China and repositioning
The Greater China region started the year with strong momentum, with the volume of Chinese acquisitions abroad approaching $12 billion in January alone, the highest level for the first month of the year since 2017, and names such as German sportswear company Puma and Canadian mining company Allied Gold were among potential targets for Chinese buyers, according to Bloomberg.
But activity slowed later with the difficulty of completing some deals. Last June, ENN Natural Gas ended a restructuring plan that would have included a purchase offer of about $12 billion for ENN Energy Holdings and a second listing in Hong Kong, citing uncertainty about obtaining regulatory approvals.
In the opposite direction, international companies are reevaluating their presence in the second largest economy in the world. General Mills is selling Haagen-Dazs stores on the Chinese mainland, after similar steps from Starbucks, while the Swedish company Otley is conducting a review of its business there, but Patija of Goldman Sachs believes that China remains an important market to an extent that international companies cannot ignore.
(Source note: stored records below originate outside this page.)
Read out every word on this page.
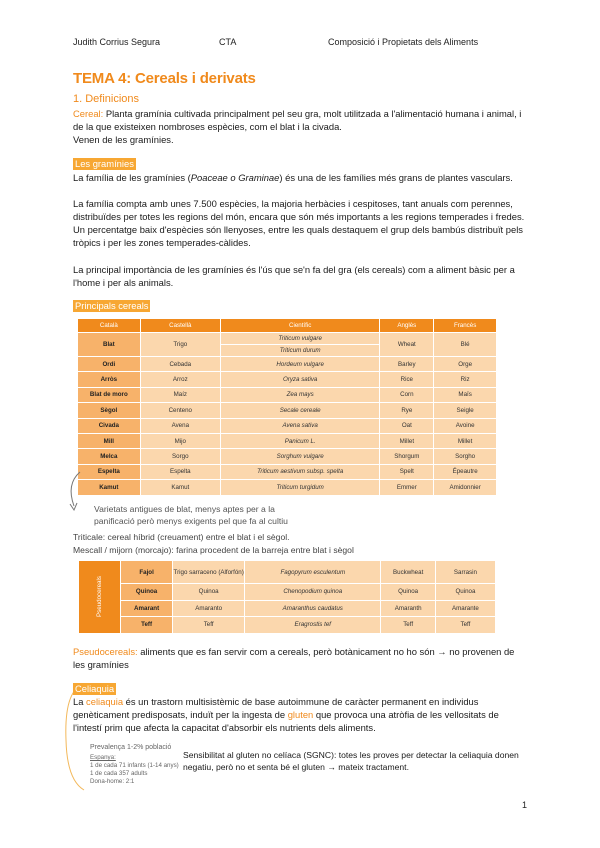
Judith Corrius Segura	CTA	Composició i Propietats dels Aliments
TEMA 4: Cereals i derivats
1. Definicions
Cereal: Planta gramínia cultivada principalment pel seu gra, molt utilitzada a l'alimentació humana i animal, i de la que existeixen nombroses espècies, com el blat i la civada.
Venen de les gramínies.
Les gramínies
La família de les gramínies (Poaceae o Graminae) és una de les famílies més grans de plantes vasculars.
La família compta amb unes 7.500 espècies, la majoria herbàcies i cespitoses, tant anuals com perennes, distribuïdes per totes les regions del món, encara que són més importants a les regions temperades i fredes. Un percentatge baix d'espècies són llenyoses, entre les quals destaquem el grup dels bambús distribuït pels tròpics i per les zones temperades-càlides.
La principal importància de les gramínies és l'ús que se'n fa del gra (els cereals) com a aliment bàsic per a l'home i per als animals.
Principals cereals
Català	Castellà	Científic	Anglès	Francès
Blat	Trigo	Triticum vulgare	Wheat	Blé
		Triticum durum		
Ordi	Cebada	Hordeum vulgare	Barley	Orge
Arròs	Arroz	Oryza sativa	Rice	Riz
Blat de moro	Maíz	Zea mays	Corn	Maïs
Sègol	Centeno	Secale cereale	Rye	Seigle
Civada	Avena	Avena sativa	Oat	Avoine
Mill	Mijo	Panicum L.	Millet	Millet
Melca	Sorgo	Sorghum vulgare	Shorgum	Sorgho
Espelta	Espelta	Triticum aestivum subsp. spelta	Spelt	Épeautre
Kamut	Kamut	Triticum turgidum	Emmer	Amidonnier
Varietats antigues de blat, menys aptes per a la
panificació però menys exigents pel que fa al cultiu
Triticale: cereal híbrid (creuament) entre el blat i el sègol.
Mescall / mijorn (morcajo): farina procedent de la barreja entre blat i sègol
Pseudocereals	Fajol	Trigo sarraceno (Alforfón)	Fagopyrum esculentum	Buckwheat	Sarrasin
	Quinoa	Quinoa	Chenopodium quinoa	Quinoa	Quinoa
	Amarant	Amaranto	Amaranthus caudatus	Amaranth	Amarante
	Teff	Teff	Eragrostis tef	Teff	Teff
Pseudocereals: aliments que es fan servir com a cereals, però botànicament no ho són → no provenen de les gramínies
Celiaquia
La celiaquia és un trastorn multisistèmic de base autoimmune de caràcter permanent en individus genèticament predisposats, induït per la ingesta de gluten que provoca una atròfia de les vellositats de l'intestí prim que afecta la capacitat d'absorbir els nutrients dels aliments.
Prevalença 1-2% població
Espanya:
1 de cada 71 infants (1-14 anys)
1 de cada 357 adults
Dona-home: 2:1
Sensibilitat al gluten no celíaca (SGNC): totes les proves per detectar la celiaquia donen negatiu, però no et senta bé el gluten → mateix tractament.
1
In Southeast Asia, consolidation in fragmented sectors and the expansion of digital infrastructure have supported merger and acquisition activity, especially in data centers, according to Rohit Chatterjee, head of mergers and acquisitions in Asia Pacific at JPMorgan, who said that investment in data centers and artificial intelligence infrastructure in the region is comparable in size to what is happening in the United States.